As teachers we have the responsibility to honour the privilege of the high expectations the public rightly have of us when we are entrusted with the education and care of their children and young people.  It is vital that we make conscious ethical decisions, exemplify moral integrity and recognise that our conduct profoundly impacts on our professional image.  We have the responsibility to lift the status of our profession and build on its reputation as we maintain the highest standards of behaviour and professionalism.  A lapse in judgement can adversely impact students, damage teachers' credibility and erode public trust in schools and the profession (Connecticut's Teacher Education and Mentoring Program, 2012).  Advances in technology and greater access to digital resources over recent years mean the challenges educators are likely to encounter have also increased.

Generally, students own the copyright of any original work they create at school regardless of who owns the device it was created on (Netsafe, 2015), however Hutchinson (2017) cautions that primary school students do not create original work as writing it in their own words is not original.  "Many teachers talk to their students about the importance of giving credit for where they find the information but never expect a reference list" showing a real lack of understanding about information and where it comes from.  She argues that no primary school student is going to write something original when researching because this is what you are asking them to do.  This issue is then compounded if that students work is shared in school newsletters, on school websites, class blogs or social media as if nothing is referenced we are breaking copyright laws (Hutchinson, 2017).  I would argue that likewise, it is not alright for students to take pictures and information and not say where they got it form, simply because their work is only going to be displayed on the wall of a classroom.
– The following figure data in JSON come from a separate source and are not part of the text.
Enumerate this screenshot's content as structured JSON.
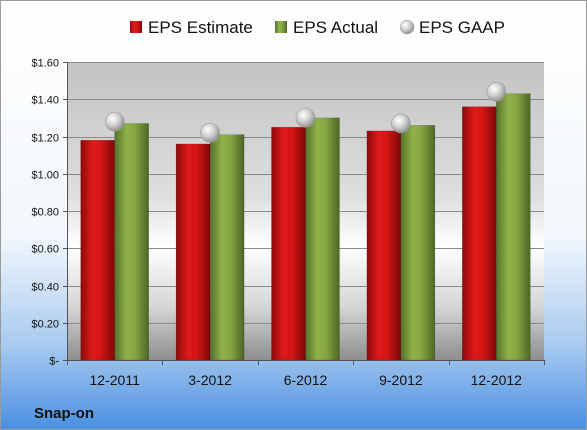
{
  "company": "Snap-on",
  "chart_data": {
    "type": "bar",
    "title": "",
    "xlabel": "",
    "ylabel": "",
    "categories": [
      "12-2011",
      "3-2012",
      "6-2012",
      "9-2012",
      "12-2012"
    ],
    "series": [
      {
        "name": "EPS Estimate",
        "kind": "bar",
        "color": "#cc1111",
        "values": [
          1.18,
          1.16,
          1.25,
          1.23,
          1.36
        ]
      },
      {
        "name": "EPS Actual",
        "kind": "bar",
        "color": "#7a9c3c",
        "values": [
          1.27,
          1.21,
          1.3,
          1.26,
          1.43
        ]
      },
      {
        "name": "EPS GAAP",
        "kind": "marker",
        "color": "#c4c4c4",
        "values": [
          1.28,
          1.22,
          1.3,
          1.27,
          1.44
        ]
      }
    ],
    "ylim": [
      0,
      1.6
    ],
    "yticks": [
      0,
      0.2,
      0.4,
      0.6,
      0.8,
      1.0,
      1.2,
      1.4,
      1.6
    ],
    "ytick_labels": [
      "$-",
      "$0.20",
      "$0.40",
      "$0.60",
      "$0.80",
      "$1.00",
      "$1.20",
      "$1.40",
      "$1.60"
    ],
    "grid": true,
    "legend_position": "top"
  }
}
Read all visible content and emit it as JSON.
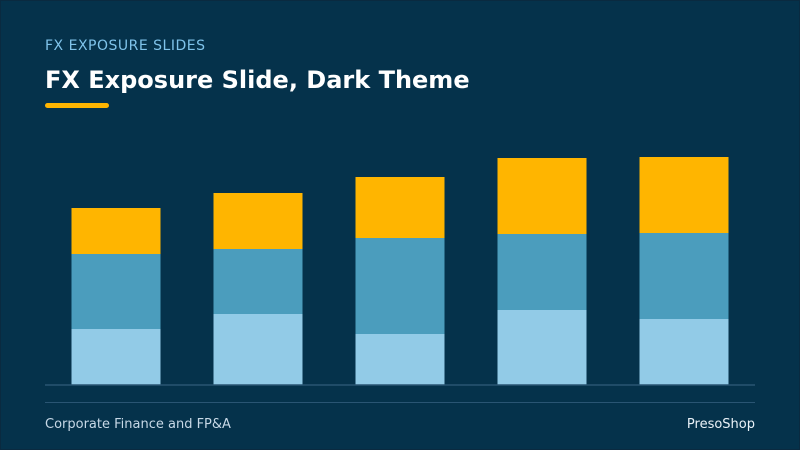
{
  "header": {
    "eyebrow": "FX EXPOSURE SLIDES",
    "title": "FX Exposure Slide, Dark Theme"
  },
  "footer": {
    "left": "Corporate Finance and FP&A",
    "right": "PresoShop"
  },
  "colors": {
    "background": "#05324b",
    "eyebrow": "#7fc3ea",
    "accent": "#ffb500",
    "axis": "#2a5573",
    "series_light": "#92cbe7",
    "series_mid": "#4b9dbd",
    "series_top": "#ffb500"
  },
  "chart_data": {
    "type": "bar",
    "stacked": true,
    "categories": [
      "",
      "",
      "",
      "",
      ""
    ],
    "ylim": [
      0,
      230
    ],
    "grid": false,
    "legend": "none",
    "series": [
      {
        "values": [
          56,
          71,
          51,
          75,
          66
        ],
        "color": "#92cbe7"
      },
      {
        "values": [
          75,
          65,
          96,
          76,
          86
        ],
        "color": "#4b9dbd"
      },
      {
        "values": [
          46,
          56,
          61,
          76,
          76
        ],
        "color": "#ffb500"
      }
    ]
  }
}
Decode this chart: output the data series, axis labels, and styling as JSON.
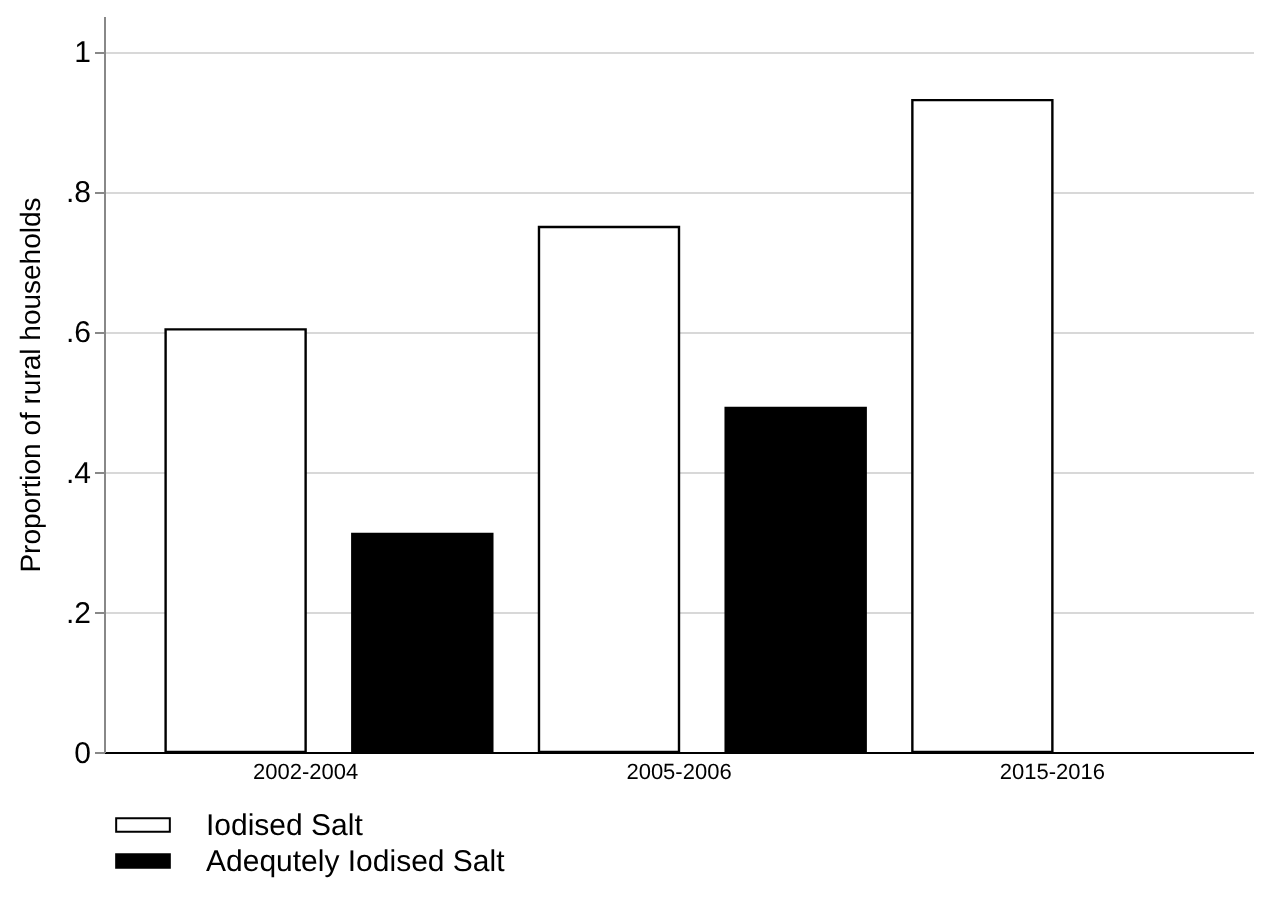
{
  "chart_data": {
    "type": "bar",
    "ylabel": "Proportion of rural households",
    "categories": [
      "2002-2004",
      "2005-2006",
      "2015-2016"
    ],
    "series": [
      {
        "name": "Iodised Salt",
        "color": "#ffffff",
        "values": [
          0.603,
          0.749,
          0.93
        ]
      },
      {
        "name": "Adequtely Iodised Salt",
        "color": "#000000",
        "values": [
          0.311,
          0.491,
          null
        ]
      }
    ],
    "ylim": [
      0,
      1.05
    ],
    "yticks": [
      0,
      {
        "value": 0.2,
        "label": ".2"
      },
      {
        "value": 0.4,
        "label": ".4"
      },
      {
        "value": 0.6,
        "label": ".6"
      },
      {
        "value": 0.8,
        "label": ".8"
      },
      1
    ],
    "grid": "y",
    "legend": "bottom"
  }
}
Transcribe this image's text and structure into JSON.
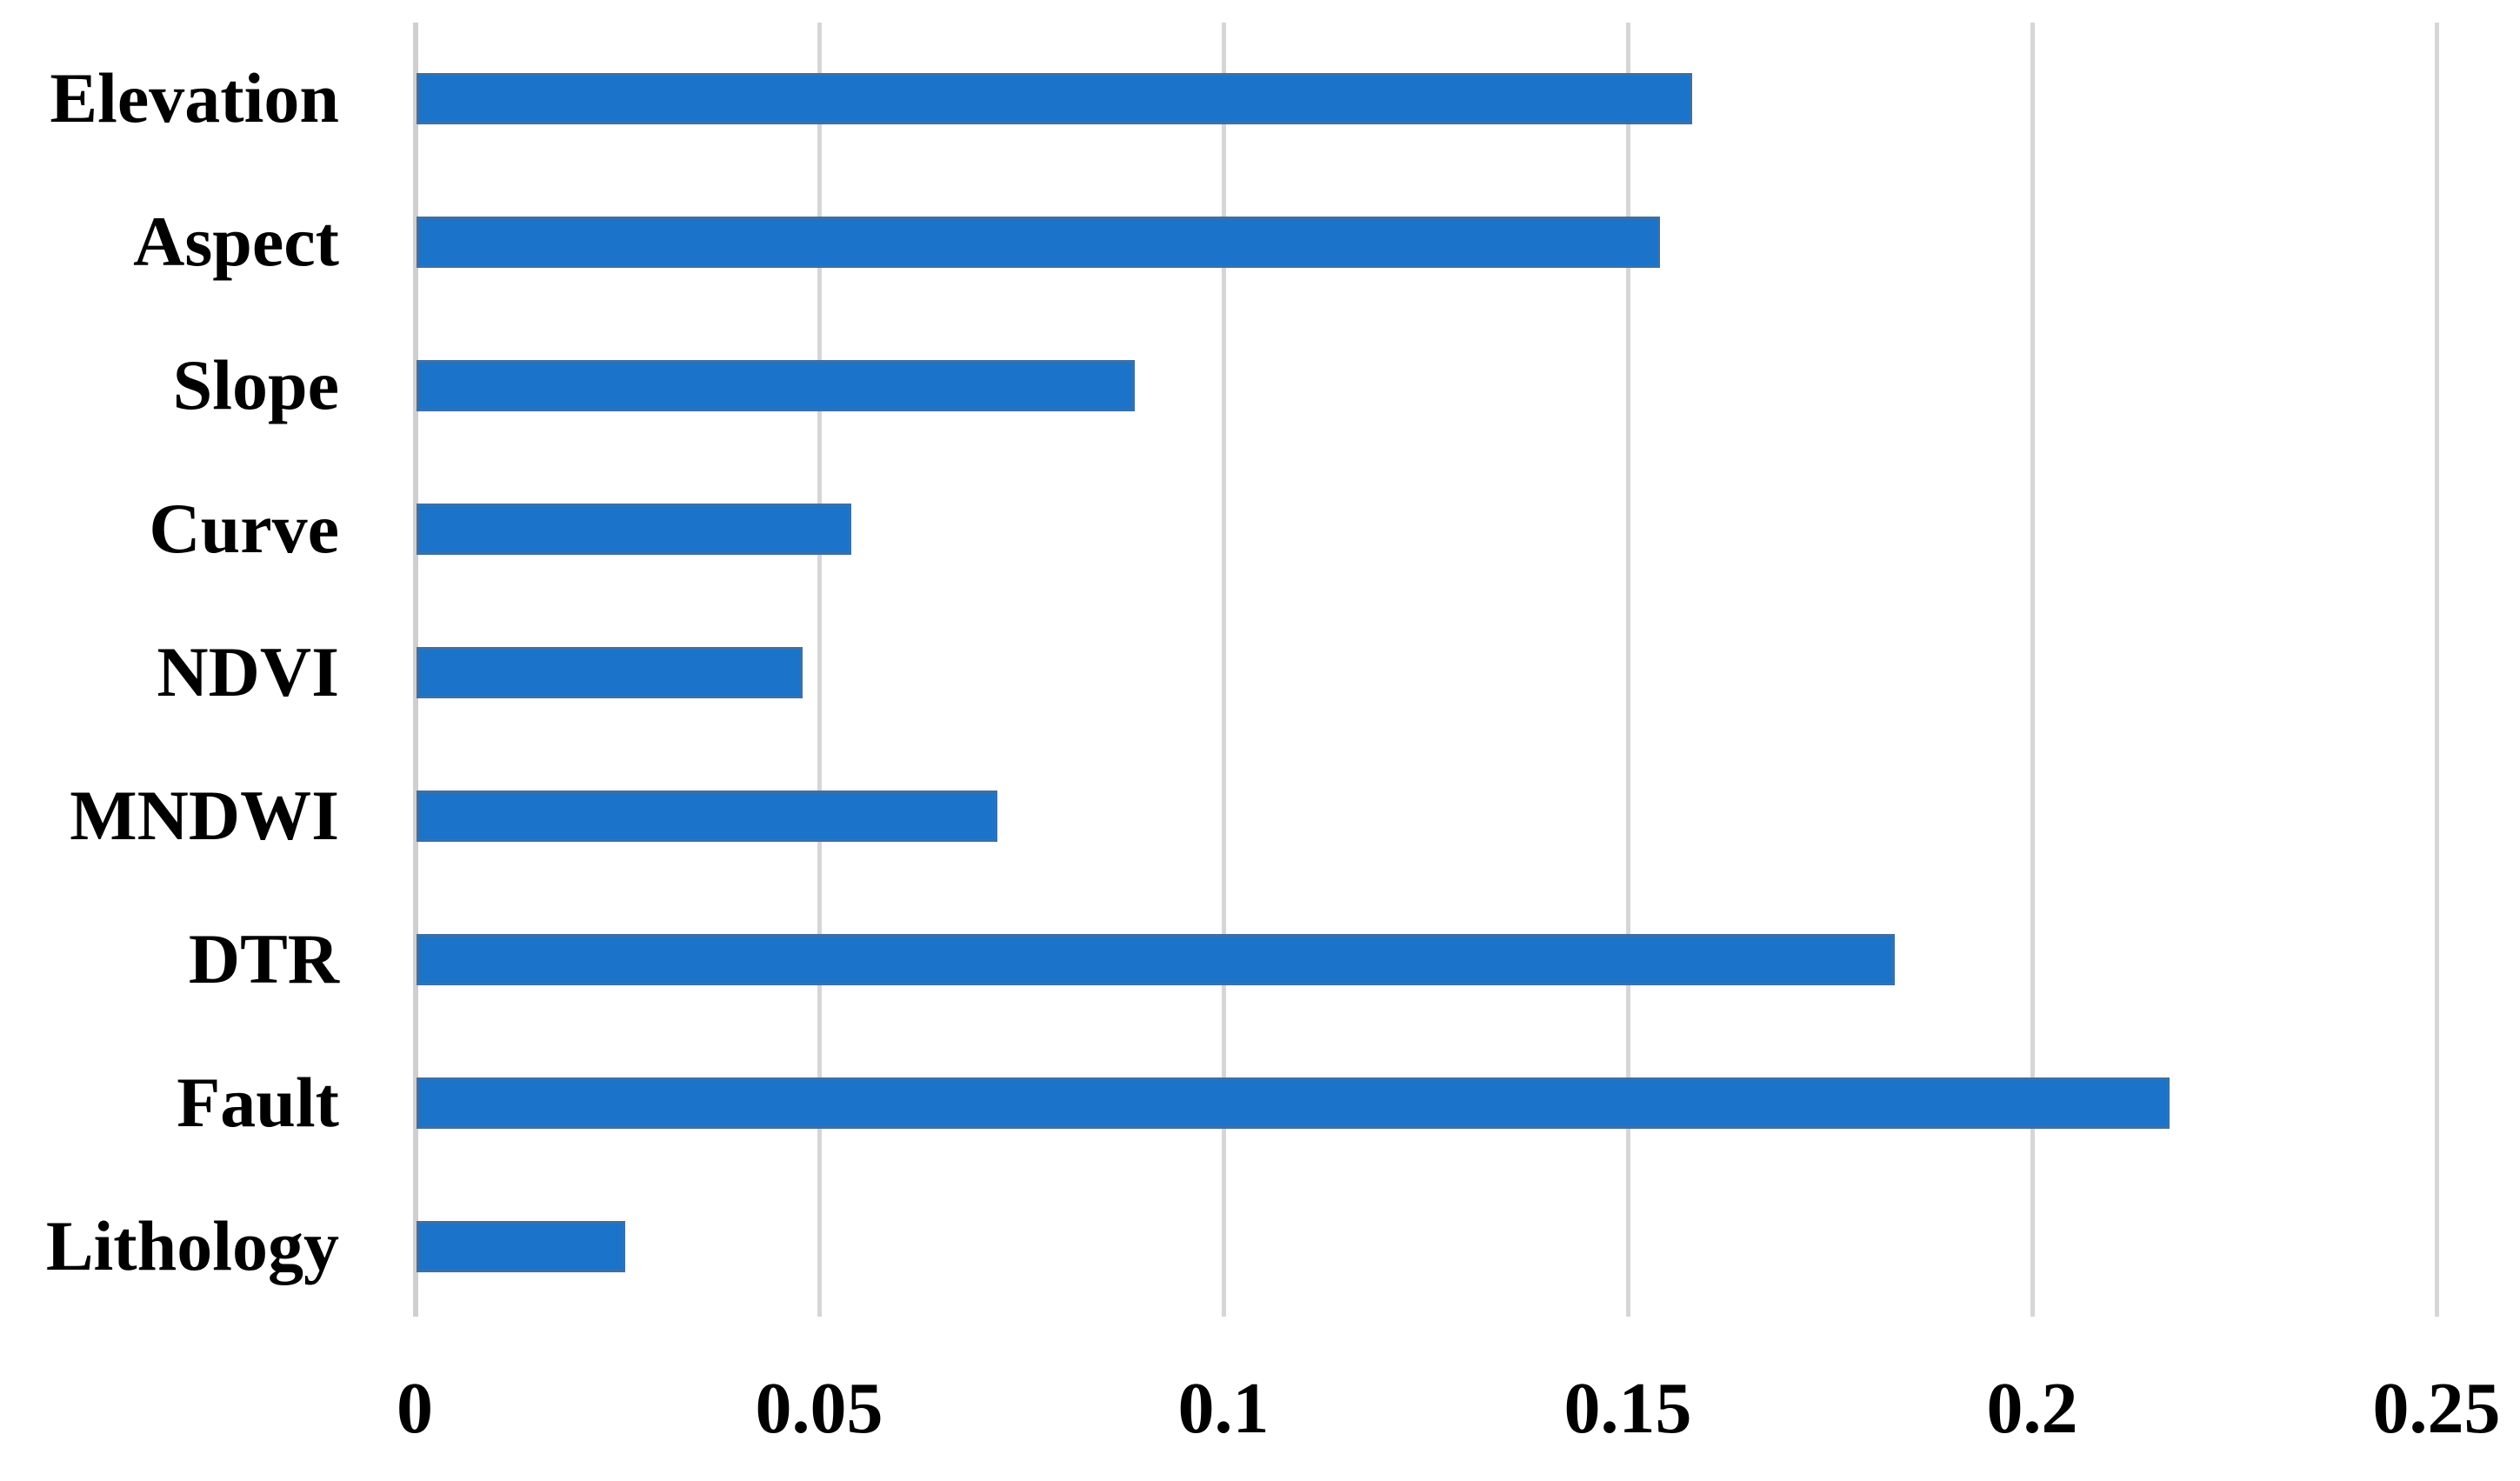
{
  "chart_data": {
    "type": "bar",
    "orientation": "horizontal",
    "title": "",
    "categories": [
      "Elevation",
      "Aspect",
      "Slope",
      "Curve",
      "NDVI",
      "MNDWI",
      "DTR",
      "Fault",
      "Lithology"
    ],
    "values": [
      0.158,
      0.154,
      0.089,
      0.054,
      0.048,
      0.072,
      0.183,
      0.217,
      0.026
    ],
    "xlabel": "",
    "ylabel": "",
    "xlim": [
      0,
      0.25
    ],
    "x_ticks": [
      0,
      0.05,
      0.1,
      0.15,
      0.2,
      0.25
    ],
    "x_tick_labels": [
      "0",
      "0.05",
      "0.1",
      "0.15",
      "0.2",
      "0.25"
    ],
    "grid": "vertical-gridlines-on",
    "legend": "none",
    "bar_color": "#1B74C9",
    "bar_border_color": "#3C6FA8",
    "gridline_color": "#D6D6D6",
    "axis_line_color": "#CFCFCF",
    "text_color": "#000000",
    "background_color": "#FFFFFF"
  }
}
Another common misunderstanding is that many teachers do not realise they don't own copyright to the resources they produce in the course of their employment.  This is becoming more pressing as teachers look to share resources they have created online, or take them with them when moving to another school.  Any resource you make while in the employment of a school is owned by the BOT and if you leave the school, the BOT of that school retains the ownership.  Some teachers feel this is unfair considering that they make many of these resources at home our of school hours.  This highlights the need for all schools to have clear Intellectual Property policies on the sharing and reuse of resources.  In my experience, educators rarely have the opportunity to openly discuss these issues and it is important that we create the time and space for this to happen.  Creative Commons (CC) and Open Education Resources (OER) have shifted from sitting on the edge of education to now being a mainstream way of sharing and building on our collective knowledge.  But, still many of us just don't have the time to get our head around what's involved and how to bring CC to life in our schools.  Teachers need to work with their BOTs to create a Creative Commons Policy to enable their teachers to legally share their creations with other teachers (a real strength in the New Zealand education system) and avoid unnecessary conflict.

In the interim, the following infographic, created by Shirley Booth (2015) is a helpful guide when deciding what to share online:


  1. Sorry Janet - I accidentally deleted your comment:

    Janet Jones-Poole 23 February 2017 at 18:37

    Thank you for sharing. This is very interesting and informative.. I know for me as a teacher I have never fully understood my obligations especially when working online. I was interested to hear about the making and sharing of resources. Great flow chart as well :)

    1. There was a lot of new information for me to think about in your blog. I had no idea that the resources I create, use and share with colleagues are actually not mine. It had also never occurred to me to think about copyright when publishing primary aged children's work in the class or in the school newsletter. I can see your point many of their ideas have been taken from a shared book and reused in their own writing with no acknowledgment of the original source.

    2. This comment has been removed by the author.

  2. Hi Ellie, thank you for sharing. It is arguable that in our digital world with all of the digital devices at the finger tips, we tend to utilise online resources to enrich our teaching and never fully consider whether it is legal or not. Certainly sharing created resources within our teaching community is a great way to address copy right.